Kyōto was laid out following a grid plan copied on the Chinese Tang capital of Chang'an (Xi'an). It is fairly easy to navigate between the perpendicular streets, as main avenues running from east to west are numbered from 1 to 10, the main thoroughfares being : Sanjō-dōri (3rd Ave), Shijō-dōri (4th Ave), Gojō-dōri (5th Ave) and Shichijō-dōri (7th Ave).
The main avenues running on a north-south axis are (from west to east) : Ōmiya-dōri, Horikawa-dōri, Karasuma-dōri, Kawaramachi-dōri and Higashiyama-dōri.

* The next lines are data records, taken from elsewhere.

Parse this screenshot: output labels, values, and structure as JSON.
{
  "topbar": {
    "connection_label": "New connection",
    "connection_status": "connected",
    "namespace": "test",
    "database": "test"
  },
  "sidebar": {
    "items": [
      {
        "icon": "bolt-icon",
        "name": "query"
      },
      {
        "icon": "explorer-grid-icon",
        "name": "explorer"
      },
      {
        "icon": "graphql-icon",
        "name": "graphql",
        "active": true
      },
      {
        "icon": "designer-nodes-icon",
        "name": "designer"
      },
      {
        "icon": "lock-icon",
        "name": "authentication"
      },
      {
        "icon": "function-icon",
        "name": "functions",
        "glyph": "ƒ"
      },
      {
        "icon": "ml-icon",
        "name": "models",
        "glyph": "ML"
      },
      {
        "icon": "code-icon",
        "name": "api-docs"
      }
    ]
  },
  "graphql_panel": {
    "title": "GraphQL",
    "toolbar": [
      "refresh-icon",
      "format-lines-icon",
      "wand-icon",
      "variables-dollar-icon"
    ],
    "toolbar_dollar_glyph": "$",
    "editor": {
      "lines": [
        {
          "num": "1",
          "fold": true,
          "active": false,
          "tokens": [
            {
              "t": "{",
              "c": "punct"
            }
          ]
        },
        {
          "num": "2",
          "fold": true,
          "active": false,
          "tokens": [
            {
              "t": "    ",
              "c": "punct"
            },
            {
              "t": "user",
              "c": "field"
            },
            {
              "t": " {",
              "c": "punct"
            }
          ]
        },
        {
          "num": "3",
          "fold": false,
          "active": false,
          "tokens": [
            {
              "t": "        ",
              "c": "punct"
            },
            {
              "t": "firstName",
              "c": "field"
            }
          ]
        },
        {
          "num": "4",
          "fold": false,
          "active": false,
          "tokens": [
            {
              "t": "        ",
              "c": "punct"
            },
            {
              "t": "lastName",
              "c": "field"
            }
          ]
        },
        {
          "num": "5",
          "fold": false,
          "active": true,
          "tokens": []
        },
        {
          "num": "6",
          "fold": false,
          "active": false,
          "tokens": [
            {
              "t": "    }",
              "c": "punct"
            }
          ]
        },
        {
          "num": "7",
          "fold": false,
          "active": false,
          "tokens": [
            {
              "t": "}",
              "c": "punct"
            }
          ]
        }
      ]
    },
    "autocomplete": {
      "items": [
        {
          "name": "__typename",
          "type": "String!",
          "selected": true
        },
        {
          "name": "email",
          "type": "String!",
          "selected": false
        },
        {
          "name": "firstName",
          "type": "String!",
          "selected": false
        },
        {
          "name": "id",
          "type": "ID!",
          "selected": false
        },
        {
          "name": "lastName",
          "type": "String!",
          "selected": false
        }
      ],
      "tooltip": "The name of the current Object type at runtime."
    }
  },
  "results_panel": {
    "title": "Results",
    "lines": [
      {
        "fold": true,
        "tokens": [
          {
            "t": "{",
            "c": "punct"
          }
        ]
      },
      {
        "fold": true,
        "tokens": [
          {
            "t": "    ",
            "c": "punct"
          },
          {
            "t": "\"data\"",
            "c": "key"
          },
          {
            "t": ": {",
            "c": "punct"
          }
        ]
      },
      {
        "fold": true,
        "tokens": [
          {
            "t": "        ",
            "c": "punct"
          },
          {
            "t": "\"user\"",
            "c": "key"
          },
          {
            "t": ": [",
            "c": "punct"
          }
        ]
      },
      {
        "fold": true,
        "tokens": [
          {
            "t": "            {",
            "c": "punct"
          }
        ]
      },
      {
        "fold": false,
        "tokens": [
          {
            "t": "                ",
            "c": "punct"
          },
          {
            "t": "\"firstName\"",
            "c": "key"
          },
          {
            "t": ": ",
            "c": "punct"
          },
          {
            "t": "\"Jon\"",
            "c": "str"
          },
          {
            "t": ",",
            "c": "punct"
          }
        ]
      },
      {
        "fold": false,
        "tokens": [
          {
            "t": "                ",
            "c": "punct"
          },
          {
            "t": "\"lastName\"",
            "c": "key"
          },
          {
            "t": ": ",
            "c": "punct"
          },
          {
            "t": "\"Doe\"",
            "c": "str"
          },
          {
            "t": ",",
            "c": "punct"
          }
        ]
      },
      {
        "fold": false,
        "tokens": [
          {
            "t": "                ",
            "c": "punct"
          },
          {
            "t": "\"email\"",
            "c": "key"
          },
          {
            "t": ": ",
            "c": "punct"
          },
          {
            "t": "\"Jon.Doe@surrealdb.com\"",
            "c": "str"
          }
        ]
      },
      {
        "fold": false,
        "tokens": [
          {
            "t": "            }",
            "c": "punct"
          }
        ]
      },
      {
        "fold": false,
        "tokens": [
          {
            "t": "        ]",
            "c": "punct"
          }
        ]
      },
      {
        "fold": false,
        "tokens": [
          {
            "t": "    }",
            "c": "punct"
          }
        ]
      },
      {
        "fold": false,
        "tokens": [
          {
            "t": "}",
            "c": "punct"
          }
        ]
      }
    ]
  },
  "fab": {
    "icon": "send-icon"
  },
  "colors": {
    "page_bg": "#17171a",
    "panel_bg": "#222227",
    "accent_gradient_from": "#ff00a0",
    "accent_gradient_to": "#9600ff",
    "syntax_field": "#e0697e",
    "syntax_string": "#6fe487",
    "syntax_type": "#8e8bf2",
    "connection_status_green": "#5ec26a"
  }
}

Try to remember them as bus stops and train stations are usually named after avenues or junctions names.
Shopping streets with izakaya restaurants and departments stores are concentrated along the Sanjō-dōri, Shijō-dōri, Karasuma-dōri and Kawaramachi-dōri.
Kyōto is one of the rare cities (with Nara) which was spared the US carpet bombing during WWII in order to preserve the cultural heritage. But as visitors first set eyes on the city, the impression is one of chaotic concrete jumble. Postwar Japanese officials did not hesiate to tear down most of the traditional wooden houses in the name of modernity, leaving only temples, shrines and a few traditional districts (like Gion) standing.
As a result, tourist attractions are almost all confined to the outskirt of Kyoto, in areas like the Higashiyama to the east, Arashiyama to the west, as well as most of the north and a few sites along the JR Nara line to the south.
|A little trivia...|
- Kyōto's oldest shrines are the Kamigamo and Shimogamo Shrines.
- Kyōto's oldest temple is the Kōryūji.
- Kyōto's oldest surviving building is the five-storied pagoda at the Daigo-ji Temple
- Japan's most important Rinzai Zen temple is the Nanzenji.
- Japan's highest pagoda is the one at Tō-ji Temple.
- Japan's tallest temple gate is the Sanmon at Chion-in, closely followed by those of Nanzenji and Higashi Honganji.
- The Goei-dō Hall of Higashi Honganji is one of the largest wooden structure in the world.
- The 800-year-old Chōjū-giga scrolls from Kōzanji are considered to be Japan's first manga.